Younger joint replacement patients, who are likely to be more active, may put more strain on their implants and increase the risk of revision, a new report published today (Tuesday 13 September 2016) has said.
The 13th Annual Report from the National Joint Registry (NJR) highlights that patient factors have a significant bearing on how long the implant will last, with younger patients having an increased risk of revision than their older counterparts. Moreover, the data reveal that a patient from a younger age group is more likely to be revised irrespective of gender, with the youngest group having the worst predicted outcomes in terms of the risk of subsequent revision.
Established in 2002 by the Department for Health, the NJR monitors the performance of hip, knee, ankle, elbow and shoulder joint replacements to improve clinical outcomes for the benefit of patients, clinicians and industry.
Commenting on the results of the report, NJR medical director, Mr Martyn Porter said:
Data emerging from this year’s report show that revision - or ‘re-do’ surgery - estimates following first-time joint replacement procedures remain low. These impressive results underpin the enormous success and reliability of this operation.
However, it is important to note that the patient has an important effect on how long a hip replacement will last. Revision estimates are much higher in younger patients under-55 compared to patients over-75 years of age. This presumably relates to patient activity.
Younger patients should not be denied life changing surgery but they need to be advised that revision may be two or three times more likely at ten years compared to less active patients.
The report’s analysis also includes further results on the relative success of revision surgery. The ten year further revision risk, known as re-revision, is nearly 15 percent, which is three times greater than the risk for the primary procedure. The message is that revision risk for most patients is low at ten years but if they do fail then the risk of further revision is substantially increased.
If patients under-55 years are most likely to need at least one revision surgery in their lifetime, then we must use the maturing dataset of the NJR to analyse long-term trends and get the first time surgery as right for the patient as possible. These findings reinforce the principles of the Department of Health’s ‘Getting It Right First Time’ initiative in England.

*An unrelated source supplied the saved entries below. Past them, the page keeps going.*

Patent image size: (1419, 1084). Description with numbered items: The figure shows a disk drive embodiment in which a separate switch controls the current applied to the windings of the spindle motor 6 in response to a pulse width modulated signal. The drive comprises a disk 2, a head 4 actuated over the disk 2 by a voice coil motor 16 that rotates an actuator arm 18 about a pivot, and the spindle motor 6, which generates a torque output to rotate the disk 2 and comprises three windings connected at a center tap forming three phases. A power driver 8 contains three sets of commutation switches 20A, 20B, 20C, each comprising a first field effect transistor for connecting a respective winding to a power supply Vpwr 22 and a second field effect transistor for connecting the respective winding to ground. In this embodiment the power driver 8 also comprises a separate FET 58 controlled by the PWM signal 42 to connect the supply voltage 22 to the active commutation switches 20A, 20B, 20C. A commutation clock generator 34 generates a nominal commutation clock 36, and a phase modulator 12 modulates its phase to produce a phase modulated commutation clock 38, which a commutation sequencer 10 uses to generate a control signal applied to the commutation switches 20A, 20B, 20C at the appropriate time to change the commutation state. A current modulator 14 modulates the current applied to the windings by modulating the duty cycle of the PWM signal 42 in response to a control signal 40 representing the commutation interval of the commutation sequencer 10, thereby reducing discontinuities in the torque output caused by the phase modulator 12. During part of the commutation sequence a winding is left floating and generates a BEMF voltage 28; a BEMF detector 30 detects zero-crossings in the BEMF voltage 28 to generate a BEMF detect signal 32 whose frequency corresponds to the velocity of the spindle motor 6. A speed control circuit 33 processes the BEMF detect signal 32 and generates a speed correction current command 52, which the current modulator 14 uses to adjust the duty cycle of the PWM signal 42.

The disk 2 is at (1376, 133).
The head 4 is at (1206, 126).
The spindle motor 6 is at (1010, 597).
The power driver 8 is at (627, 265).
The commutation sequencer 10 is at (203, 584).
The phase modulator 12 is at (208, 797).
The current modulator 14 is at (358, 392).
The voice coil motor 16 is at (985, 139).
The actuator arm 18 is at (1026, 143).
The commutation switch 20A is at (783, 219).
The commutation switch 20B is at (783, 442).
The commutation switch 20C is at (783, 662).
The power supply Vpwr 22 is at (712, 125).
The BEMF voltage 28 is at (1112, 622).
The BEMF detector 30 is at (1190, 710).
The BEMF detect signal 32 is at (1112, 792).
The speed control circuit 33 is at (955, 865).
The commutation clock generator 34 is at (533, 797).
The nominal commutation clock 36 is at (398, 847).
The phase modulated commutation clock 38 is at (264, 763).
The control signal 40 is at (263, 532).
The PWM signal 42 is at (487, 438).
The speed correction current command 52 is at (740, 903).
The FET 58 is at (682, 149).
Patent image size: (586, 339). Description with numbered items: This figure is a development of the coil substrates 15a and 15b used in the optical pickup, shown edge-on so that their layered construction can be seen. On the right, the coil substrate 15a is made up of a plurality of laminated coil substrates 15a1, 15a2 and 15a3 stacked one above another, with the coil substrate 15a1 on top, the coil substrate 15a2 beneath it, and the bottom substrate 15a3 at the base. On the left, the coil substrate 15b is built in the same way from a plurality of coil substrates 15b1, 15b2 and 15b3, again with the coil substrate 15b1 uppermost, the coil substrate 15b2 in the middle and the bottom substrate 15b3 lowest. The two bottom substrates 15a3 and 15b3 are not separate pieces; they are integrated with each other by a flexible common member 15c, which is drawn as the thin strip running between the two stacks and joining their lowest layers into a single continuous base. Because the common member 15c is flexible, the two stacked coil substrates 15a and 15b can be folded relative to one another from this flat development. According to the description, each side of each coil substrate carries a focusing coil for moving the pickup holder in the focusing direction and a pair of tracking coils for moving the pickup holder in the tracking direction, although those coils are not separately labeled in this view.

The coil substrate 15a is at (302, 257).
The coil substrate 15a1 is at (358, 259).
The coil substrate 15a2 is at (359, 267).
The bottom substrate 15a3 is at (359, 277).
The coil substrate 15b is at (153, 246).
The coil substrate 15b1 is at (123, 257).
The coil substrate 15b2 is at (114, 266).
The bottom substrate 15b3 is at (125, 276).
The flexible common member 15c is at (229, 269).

The results of the report will be launched today at the British Orthopaedic Association’s Annual Congress in Belfast to an international audience of over 1,000 joint replacement surgeons. Due to the registry’s rich dataset, important determinants that influence the outcome and longevity of joint replacement procedures can now be studied. Since 2003, osteoarthritis is the predominant diagnosis in 92 and 96 percent of hip and knee replacement procedures respectively.
Mr Porter, a practising orthopaedic surgeon and a revision specialist, added:
Joint replacement surgery offers significant benefits – getting patients back to their chosen lifestyle sooner, free from pain and with improved mobility. As a joint replacement patient myself, I particularly understand the importance of this.
Financial pressures on the NHS have resulted in some providers recently suggesting a temporary suspension of joint replacement procedures or excluding certain patient groups based on lifestyle factors, such as weight. The evidence from today’s report suggests that this is not rational.
Joint replacement surgery is not a lifestyle operation, it is primarily an operation to relieve pain, keep people at work and free patients from community care. The taxpayer will not save money by providers denying joint replacements to patients as these are highly effective and cost effective procedures.
For the period 1 April 2015 to 31 March 2016 there were just under 225,000 cases submitted to the NJR, bringing the total number of records in the registry to over 2.09 million since it was established in 2002.
On the collection of joint replacement data, NJR chairman, Laurel Powers-Freeling said:
The NJR has continued to maintain its position as the world’s largest joint replacement registry and is proud to continue providing critical insights to all our stakeholders. We remain committed to improving the quality of our data to ensure the most robust evidence is available to monitor the performance of implants, the effectiveness of different types of surgery and to improve clinical standards—all with a sharp focus on patient outcomes. Everyone associated with the NJR looks forward to another year of progress and continued service to patients, clinicians and the orthopaedic sector as a whole.